After Stress and Trauma

Lesson objective:

This lesson outlines the difficulty of assessing the effects and our adaptations to stress and trauma. It also covers the best and adaptive responses to stress and trauma in new innovative ways

The effects of chronic stress and trauma are extensive, and a host of other psychological and emotional experiences like grief, shame, and hopelessness can exacerbate the effects of traumatic experiences. 

Indeed, it may feel as if the negative impacts and changes experienced in the aftermath of trauma are permanent. 

But all of these negative and unwanted experiences are not the end. 

We can continue to adapt towards a desired, healthier functioning. 

Just as circumstances around us can change dramatically in a short period, human beings are capable of tremendous change and growth, over the short and long term.

This brings us to several important points: 

First, we are not the sum of our traumatic experiences or hardships. 

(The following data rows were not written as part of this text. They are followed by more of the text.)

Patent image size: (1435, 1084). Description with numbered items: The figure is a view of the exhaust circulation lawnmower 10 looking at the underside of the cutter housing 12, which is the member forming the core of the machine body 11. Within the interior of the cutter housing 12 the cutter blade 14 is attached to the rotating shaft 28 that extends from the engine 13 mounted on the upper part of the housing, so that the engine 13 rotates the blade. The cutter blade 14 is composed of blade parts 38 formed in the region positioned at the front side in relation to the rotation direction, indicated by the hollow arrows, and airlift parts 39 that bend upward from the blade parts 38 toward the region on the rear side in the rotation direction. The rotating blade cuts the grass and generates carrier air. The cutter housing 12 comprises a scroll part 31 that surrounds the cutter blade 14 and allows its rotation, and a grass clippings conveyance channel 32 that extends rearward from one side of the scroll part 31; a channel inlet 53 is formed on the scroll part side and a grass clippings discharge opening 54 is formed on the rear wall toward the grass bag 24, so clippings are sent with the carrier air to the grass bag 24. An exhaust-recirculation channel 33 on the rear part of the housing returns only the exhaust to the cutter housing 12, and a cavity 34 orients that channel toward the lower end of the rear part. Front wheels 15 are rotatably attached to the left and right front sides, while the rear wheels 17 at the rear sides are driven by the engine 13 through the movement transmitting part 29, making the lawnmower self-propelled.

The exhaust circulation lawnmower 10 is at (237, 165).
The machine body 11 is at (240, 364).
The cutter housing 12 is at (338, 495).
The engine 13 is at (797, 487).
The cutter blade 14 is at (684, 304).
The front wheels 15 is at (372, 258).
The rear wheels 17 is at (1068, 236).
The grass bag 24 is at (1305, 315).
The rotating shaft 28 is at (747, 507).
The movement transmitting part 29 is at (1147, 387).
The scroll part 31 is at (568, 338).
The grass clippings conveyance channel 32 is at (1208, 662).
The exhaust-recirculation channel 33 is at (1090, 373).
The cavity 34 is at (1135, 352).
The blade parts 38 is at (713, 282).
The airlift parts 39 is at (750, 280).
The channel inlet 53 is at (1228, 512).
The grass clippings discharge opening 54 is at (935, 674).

Second, the effects of trauma-related hardships do not erase our identity. 

And thirdly, each of us can, with effort and time, begin to confront and control many of the reactions and disturbances that have accumulated over the course of traumas. 

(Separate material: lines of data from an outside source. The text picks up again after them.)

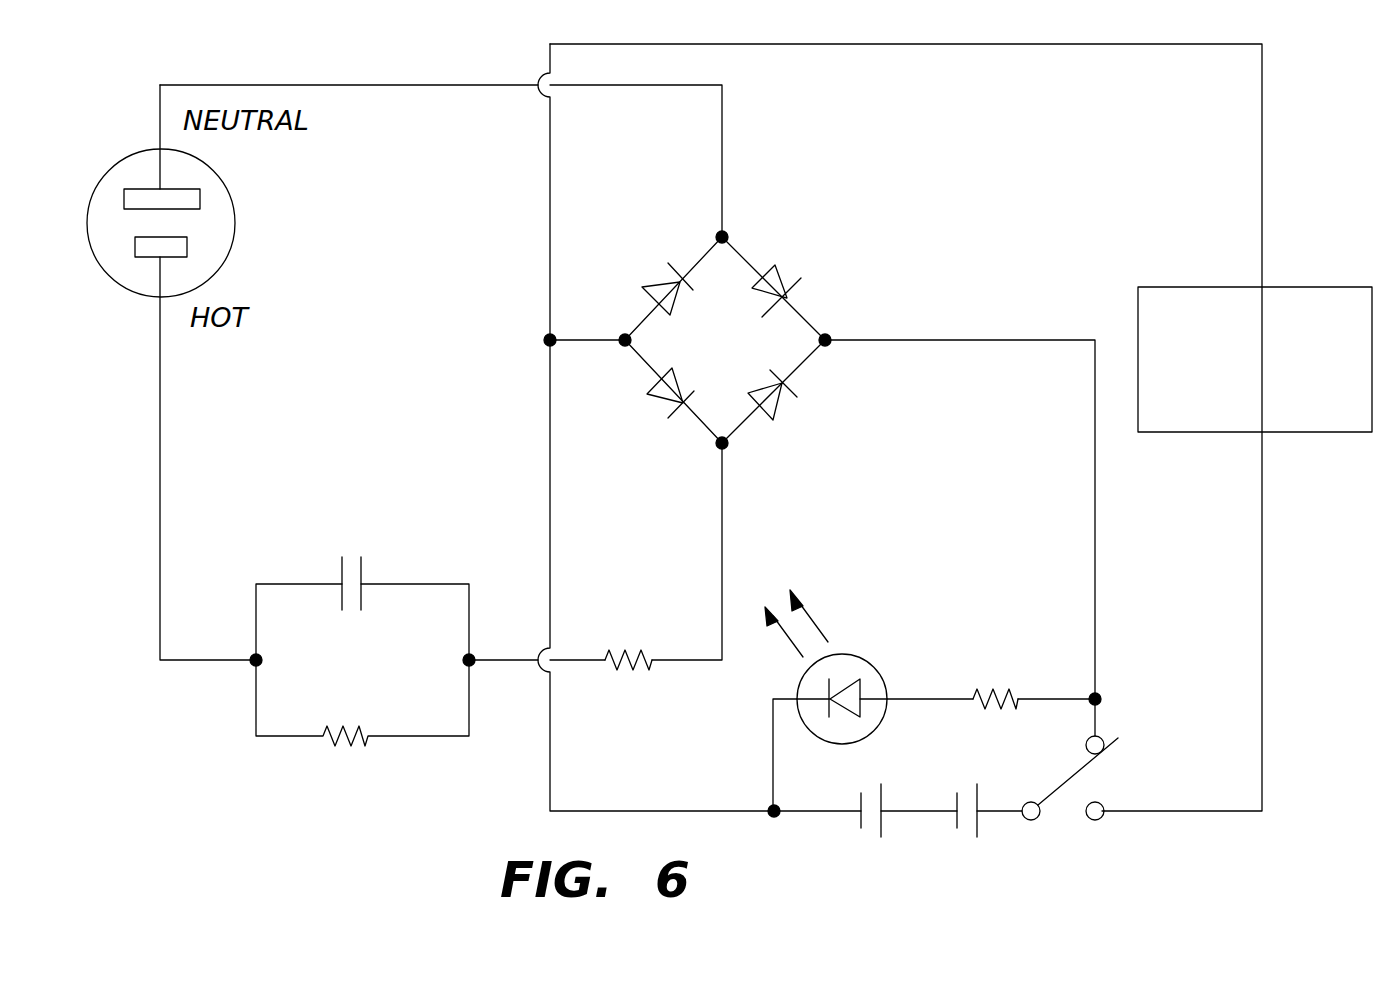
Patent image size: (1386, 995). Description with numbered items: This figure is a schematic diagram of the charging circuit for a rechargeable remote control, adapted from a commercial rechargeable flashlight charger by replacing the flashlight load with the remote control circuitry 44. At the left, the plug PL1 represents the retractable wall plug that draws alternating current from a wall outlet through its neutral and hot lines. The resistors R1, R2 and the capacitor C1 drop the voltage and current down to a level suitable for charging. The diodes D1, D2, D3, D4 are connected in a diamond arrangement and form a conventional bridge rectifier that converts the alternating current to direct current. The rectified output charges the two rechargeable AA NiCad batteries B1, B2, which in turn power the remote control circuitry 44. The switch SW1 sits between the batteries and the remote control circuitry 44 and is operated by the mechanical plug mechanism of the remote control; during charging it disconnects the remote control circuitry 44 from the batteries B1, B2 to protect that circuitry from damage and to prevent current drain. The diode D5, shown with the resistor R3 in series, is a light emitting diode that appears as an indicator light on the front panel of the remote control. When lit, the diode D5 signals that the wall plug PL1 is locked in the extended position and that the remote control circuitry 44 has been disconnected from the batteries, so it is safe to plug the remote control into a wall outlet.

The plug PL1 is at (201, 223).
The capacitor C1 is at (362, 584).
The resistor R1 is at (362, 703).
The resistor R2 is at (628, 635).
The resistor R3 is at (995, 672).
The diode D1 is at (667, 391).
The diode D2 is at (784, 391).
The diode D3 is at (794, 281).
The diode D4 is at (664, 284).
The diode D5 is at (831, 667).
The battery B1 is at (863, 831).
The battery B2 is at (963, 831).
The switch SW1 is at (1090, 792).
The remote control circuitry 44 is at (1194, 287).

We are resilient creatures. We can still grow and recover elements lost or disrupted.

Just as the brain and body adapt in the face of stress and trauma, we can adapt in the direction of growth and well-being, even in the face of continued adversity. 

We will discuss the underlying scientific mechanisms that make healing and growth possible in the next videos. 

For now, though, we want to introduce some of the basic concepts, some core components of “what comes next” after witnessing, feeling, and experiencing the many disruptions of stress and trauma. 

After extended adversity, our control tower may operate differently than in the past, but the equipment is still there, and we can bring things back into healthy alignment. 

We can adapt. But just as each person’s reaction to stress and trauma is unique, each person’s journey towards managing, healing, and possibly reversing those reactions is also unique. 

No two people deal with, manage, and recover from the effects of stress and trauma in the same way. That said, there are a few concepts that help clarify how and in what ways healing is possible.

In times of constant change and continued adversity, assessing how we have been affected by stress and trauma may be difficult. 

Some symptoms and adaptations are immediately evident in the aftermath of traumatic events; others take time and reveal themselves only years later, in certain behaviors, thoughts, or responses to new stimuli and situations. 

Just as “assessing the damage” may be difficult, it may also be difficult to assess how we are growing, adapting, or recovering in positive directions after stressful experiences. Both harm and growth are sometimes understood in only hindsight. 

Importantly, no person is the sum of their traumatic experiences or hardships. 

The adaptations to the brain, body, and behavior in the aftermath of or during stress and trauma are not the end of the story. 

We can manage those negative effects. We can cope with them. And in many cases, we can reverse them. 

It may seem unrealistic at first, but stress and trauma can even lead to tremendous new growth, to new and improved parts of our personality that emerge only after difficult experiences. Hardship can lead to many positive adaptations and changes.

When we talk about coping with the effects of stress and trauma, and learning to react in new ways, two important terms are used: resilience and post-traumatic growth which we will talk about next. 

And remember that while stressful and traumatic experiences are devastating, we do have internal capabilities, skills and resources innate within us that help us cope and recover.